Health Canada also has the problem of the backlash from industries which have built their safety precautions around Code 6 and may have significant financial liabilities to change them to meet lower guidelines. Then there is the substantial lobby of the communications industry. Neither of these influences has anything to do with health, but they are significant factors in any decision Health Canada will make. I suggest that to overcome those two influences there will have to be irrefutable and overwhelming evidence of harm and that level of evidence does not yet exist.
While I suggest I would follow the precautionary principle and remove WiFi until we are absolutely certain of its safety, I am one vote among 10. I was asked how I would convince other Trustees to vote with me. I believe that is the job of their constituents. At this moment there is not a sufficient groundswell of opinion to create the climate for that kind of a vote, and opinions are sharply divided. That leaves the Board in the position of having to trust the Health Canada Guidelines. That, after all is our mandate ... to provide the safest possible environment by following all codes and guidelines given to us by the experts.
I was gratified at the levels shown by the tests conducted at SVE since they are orders of magnitude below the standard of Health Canada Safety Code 6. They are also below the guidelines of most of the Countries in the world ... most of which have much more restrictive guidelines than Safety Code 6.

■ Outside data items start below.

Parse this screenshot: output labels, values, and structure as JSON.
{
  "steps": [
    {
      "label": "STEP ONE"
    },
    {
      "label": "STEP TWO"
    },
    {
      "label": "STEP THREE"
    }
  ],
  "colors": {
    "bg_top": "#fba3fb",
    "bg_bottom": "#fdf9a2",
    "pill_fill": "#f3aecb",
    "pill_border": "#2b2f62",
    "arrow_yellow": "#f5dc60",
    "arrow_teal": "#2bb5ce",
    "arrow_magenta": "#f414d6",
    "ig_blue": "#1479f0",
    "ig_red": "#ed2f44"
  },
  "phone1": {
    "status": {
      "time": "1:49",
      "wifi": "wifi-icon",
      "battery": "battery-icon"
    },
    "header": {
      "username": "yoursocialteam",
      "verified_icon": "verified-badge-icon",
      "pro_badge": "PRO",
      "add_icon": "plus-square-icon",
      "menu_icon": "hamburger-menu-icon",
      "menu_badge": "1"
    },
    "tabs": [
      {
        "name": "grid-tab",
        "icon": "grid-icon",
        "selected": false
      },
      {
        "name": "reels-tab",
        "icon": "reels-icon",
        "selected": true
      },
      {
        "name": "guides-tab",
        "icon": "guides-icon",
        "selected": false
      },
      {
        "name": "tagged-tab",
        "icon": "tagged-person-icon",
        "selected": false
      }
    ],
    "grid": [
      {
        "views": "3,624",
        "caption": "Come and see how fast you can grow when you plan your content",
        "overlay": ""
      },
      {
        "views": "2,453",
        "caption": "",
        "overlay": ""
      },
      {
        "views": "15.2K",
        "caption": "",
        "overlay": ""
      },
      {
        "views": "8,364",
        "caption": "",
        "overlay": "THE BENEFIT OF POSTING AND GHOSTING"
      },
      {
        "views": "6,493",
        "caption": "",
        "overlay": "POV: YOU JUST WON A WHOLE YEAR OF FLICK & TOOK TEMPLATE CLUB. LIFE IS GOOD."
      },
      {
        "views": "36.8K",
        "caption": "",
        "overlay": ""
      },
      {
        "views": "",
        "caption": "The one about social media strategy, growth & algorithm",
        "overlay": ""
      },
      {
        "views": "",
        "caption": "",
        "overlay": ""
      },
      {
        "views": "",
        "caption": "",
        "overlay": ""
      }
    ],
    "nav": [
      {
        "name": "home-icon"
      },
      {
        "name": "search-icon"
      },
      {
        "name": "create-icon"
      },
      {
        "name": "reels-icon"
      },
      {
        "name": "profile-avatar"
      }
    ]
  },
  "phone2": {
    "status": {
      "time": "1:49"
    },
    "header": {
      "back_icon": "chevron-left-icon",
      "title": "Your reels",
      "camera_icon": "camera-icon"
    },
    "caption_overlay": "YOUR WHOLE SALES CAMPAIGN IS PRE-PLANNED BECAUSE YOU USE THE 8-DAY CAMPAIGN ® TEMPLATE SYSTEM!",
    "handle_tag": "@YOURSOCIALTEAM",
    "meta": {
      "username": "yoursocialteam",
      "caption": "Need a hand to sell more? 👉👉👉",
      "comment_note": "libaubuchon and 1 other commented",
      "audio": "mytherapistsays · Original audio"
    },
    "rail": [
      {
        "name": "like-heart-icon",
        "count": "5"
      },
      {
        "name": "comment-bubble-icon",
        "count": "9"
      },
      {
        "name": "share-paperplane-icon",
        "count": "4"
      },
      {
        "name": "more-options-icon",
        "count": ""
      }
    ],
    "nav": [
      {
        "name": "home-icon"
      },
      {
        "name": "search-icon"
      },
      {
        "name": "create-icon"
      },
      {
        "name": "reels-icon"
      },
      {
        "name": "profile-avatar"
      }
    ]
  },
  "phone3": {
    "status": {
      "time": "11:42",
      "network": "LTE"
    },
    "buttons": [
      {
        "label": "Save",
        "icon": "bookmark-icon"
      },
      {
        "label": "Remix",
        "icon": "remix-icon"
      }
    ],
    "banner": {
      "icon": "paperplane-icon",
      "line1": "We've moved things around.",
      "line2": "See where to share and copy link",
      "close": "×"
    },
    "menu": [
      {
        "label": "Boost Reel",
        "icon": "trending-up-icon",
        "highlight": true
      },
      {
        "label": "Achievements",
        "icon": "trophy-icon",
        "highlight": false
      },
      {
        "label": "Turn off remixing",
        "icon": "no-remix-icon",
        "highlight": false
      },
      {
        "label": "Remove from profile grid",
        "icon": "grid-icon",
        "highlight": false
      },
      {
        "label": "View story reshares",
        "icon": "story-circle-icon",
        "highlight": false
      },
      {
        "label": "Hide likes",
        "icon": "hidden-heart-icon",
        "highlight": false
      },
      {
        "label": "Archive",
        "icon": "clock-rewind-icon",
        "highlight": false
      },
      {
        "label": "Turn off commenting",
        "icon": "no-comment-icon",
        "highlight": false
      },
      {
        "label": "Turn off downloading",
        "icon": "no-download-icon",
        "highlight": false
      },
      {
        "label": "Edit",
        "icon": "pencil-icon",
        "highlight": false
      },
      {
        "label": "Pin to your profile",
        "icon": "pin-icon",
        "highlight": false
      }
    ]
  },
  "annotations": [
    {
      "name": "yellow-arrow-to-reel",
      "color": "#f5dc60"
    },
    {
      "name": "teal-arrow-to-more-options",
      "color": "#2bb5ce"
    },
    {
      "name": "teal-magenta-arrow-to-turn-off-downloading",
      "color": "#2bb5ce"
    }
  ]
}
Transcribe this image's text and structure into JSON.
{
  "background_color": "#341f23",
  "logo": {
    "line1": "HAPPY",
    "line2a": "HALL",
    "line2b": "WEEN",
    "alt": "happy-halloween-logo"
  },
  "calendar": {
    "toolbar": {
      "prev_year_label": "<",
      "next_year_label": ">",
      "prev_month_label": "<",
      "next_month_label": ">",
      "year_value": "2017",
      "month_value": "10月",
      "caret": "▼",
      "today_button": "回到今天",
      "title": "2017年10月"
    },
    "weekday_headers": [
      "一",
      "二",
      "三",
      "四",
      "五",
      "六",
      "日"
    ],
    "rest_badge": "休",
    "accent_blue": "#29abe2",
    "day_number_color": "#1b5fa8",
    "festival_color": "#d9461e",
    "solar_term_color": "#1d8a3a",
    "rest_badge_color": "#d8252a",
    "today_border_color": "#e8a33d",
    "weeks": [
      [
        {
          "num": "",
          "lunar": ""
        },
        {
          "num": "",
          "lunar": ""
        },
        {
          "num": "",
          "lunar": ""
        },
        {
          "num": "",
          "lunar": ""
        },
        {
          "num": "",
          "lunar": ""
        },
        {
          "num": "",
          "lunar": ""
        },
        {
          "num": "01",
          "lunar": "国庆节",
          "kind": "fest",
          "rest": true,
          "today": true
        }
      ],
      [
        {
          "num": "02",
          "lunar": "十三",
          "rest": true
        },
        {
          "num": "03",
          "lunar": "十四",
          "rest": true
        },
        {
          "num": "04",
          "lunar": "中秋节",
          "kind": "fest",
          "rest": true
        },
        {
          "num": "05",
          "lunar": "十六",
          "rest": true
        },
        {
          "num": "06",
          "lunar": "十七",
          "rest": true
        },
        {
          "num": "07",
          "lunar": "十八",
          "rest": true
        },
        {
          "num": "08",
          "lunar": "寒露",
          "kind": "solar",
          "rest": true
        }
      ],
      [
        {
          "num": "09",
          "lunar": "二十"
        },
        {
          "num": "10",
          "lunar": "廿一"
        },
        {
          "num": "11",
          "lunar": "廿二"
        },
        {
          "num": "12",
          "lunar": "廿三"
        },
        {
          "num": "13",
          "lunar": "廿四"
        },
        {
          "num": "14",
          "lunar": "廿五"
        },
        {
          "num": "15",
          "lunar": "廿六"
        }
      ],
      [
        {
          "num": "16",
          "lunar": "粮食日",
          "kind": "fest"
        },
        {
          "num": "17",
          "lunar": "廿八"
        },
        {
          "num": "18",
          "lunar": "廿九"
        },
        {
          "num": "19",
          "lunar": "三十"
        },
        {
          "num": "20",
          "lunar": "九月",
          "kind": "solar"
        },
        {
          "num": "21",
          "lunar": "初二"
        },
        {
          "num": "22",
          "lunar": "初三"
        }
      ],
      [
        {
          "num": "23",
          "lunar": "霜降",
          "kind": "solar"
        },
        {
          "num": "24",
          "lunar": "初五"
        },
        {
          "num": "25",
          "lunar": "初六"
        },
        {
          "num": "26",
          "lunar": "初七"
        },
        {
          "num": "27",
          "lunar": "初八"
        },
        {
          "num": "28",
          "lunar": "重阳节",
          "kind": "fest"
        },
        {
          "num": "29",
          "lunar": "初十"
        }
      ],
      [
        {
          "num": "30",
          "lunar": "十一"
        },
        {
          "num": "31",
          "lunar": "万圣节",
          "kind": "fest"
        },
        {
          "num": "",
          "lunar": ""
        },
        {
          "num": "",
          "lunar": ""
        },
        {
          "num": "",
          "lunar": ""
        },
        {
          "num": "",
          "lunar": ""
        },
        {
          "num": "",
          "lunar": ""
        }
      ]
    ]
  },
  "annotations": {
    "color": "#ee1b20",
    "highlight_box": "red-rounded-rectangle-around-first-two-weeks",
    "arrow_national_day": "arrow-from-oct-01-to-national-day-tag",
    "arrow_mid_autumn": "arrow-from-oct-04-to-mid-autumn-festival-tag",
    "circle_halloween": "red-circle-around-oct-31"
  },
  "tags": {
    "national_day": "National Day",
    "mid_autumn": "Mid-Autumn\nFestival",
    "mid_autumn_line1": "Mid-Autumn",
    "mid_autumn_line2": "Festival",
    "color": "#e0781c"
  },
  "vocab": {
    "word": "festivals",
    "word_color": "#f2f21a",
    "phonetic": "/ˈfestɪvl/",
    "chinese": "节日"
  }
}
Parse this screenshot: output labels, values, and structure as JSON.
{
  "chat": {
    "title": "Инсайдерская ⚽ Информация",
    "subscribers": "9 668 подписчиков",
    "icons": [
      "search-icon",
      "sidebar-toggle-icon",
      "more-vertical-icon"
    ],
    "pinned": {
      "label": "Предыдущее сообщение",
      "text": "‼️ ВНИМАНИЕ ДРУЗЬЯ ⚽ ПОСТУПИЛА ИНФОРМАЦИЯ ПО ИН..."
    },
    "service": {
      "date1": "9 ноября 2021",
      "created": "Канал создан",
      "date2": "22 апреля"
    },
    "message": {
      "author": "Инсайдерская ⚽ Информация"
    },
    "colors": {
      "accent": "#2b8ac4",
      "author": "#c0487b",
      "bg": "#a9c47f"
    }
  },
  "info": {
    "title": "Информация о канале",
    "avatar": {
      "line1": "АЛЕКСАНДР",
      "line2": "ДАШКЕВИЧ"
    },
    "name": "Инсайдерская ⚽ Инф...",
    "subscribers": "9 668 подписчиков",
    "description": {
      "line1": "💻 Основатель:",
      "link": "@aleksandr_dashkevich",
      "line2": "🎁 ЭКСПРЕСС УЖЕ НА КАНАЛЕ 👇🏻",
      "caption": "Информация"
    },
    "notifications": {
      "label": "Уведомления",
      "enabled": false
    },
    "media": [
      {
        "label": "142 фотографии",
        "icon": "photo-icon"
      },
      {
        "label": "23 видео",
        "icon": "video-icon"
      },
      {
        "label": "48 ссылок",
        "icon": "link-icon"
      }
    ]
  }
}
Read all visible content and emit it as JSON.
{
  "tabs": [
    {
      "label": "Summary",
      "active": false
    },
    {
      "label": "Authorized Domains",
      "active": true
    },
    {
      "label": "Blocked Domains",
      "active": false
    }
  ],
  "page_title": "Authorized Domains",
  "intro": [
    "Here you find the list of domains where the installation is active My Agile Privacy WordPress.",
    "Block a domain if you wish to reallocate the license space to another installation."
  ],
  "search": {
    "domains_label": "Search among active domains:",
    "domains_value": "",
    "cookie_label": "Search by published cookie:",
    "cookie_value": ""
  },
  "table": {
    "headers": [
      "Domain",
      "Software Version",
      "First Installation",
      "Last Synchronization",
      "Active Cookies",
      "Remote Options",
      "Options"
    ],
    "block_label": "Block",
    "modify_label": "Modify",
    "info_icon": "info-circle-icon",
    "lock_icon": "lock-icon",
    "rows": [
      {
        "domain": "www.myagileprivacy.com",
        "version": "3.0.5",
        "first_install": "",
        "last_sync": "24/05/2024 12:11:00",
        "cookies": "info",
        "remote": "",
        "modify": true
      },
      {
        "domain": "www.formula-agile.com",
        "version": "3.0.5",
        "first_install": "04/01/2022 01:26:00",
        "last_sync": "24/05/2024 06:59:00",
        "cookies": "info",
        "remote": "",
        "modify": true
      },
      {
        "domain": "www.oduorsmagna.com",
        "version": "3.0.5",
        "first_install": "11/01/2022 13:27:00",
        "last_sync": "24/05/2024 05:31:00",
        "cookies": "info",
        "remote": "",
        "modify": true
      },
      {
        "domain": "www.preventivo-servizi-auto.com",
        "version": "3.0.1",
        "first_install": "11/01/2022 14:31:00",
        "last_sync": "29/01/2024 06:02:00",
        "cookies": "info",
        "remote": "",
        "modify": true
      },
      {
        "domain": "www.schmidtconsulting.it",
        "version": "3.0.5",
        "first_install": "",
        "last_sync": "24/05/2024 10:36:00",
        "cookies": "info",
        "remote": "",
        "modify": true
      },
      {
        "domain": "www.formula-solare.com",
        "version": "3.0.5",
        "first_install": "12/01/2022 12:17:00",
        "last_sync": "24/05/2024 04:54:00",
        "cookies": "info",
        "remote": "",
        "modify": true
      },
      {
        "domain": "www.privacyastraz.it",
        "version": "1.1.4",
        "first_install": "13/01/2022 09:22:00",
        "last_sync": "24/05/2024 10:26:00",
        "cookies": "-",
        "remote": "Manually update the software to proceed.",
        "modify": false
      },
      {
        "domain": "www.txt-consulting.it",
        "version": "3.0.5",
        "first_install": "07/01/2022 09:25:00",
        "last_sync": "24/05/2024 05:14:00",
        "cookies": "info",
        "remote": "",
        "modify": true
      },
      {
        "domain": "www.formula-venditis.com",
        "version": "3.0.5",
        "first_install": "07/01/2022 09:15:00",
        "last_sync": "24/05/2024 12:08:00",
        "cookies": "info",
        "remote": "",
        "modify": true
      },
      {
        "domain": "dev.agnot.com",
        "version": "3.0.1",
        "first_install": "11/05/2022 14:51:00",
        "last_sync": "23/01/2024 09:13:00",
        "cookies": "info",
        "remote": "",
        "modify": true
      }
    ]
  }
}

However the safety limit of Safety Code 6 (10W/m2) is established by thermal effects alone because it is stated that the evidence for harmful non-thermal bio-effects is "not conclusive or it is ambiguous."
If evidence is ambiguous as to harm, it is also ambiguous as to safety.
Fortunately, the numbers for SVE are quite low; however, I wonder how we would have felt if they were say 9W/m2 which is technically below the Code 6 level. To me, the thought of 9W being constantly absorbed by every square meter of my surface for 8 hours is kind of scary. That is a drastic example, but where is the comfort zone for each of us as to how much is too much? Do we want to put ourselves in the position to have to make such a decision? Most of us are not medically competent to make the call. We have left that decision to Health Canada ... the same Health Canada which approved Thalidomide for use ... So, you can see my dilemma.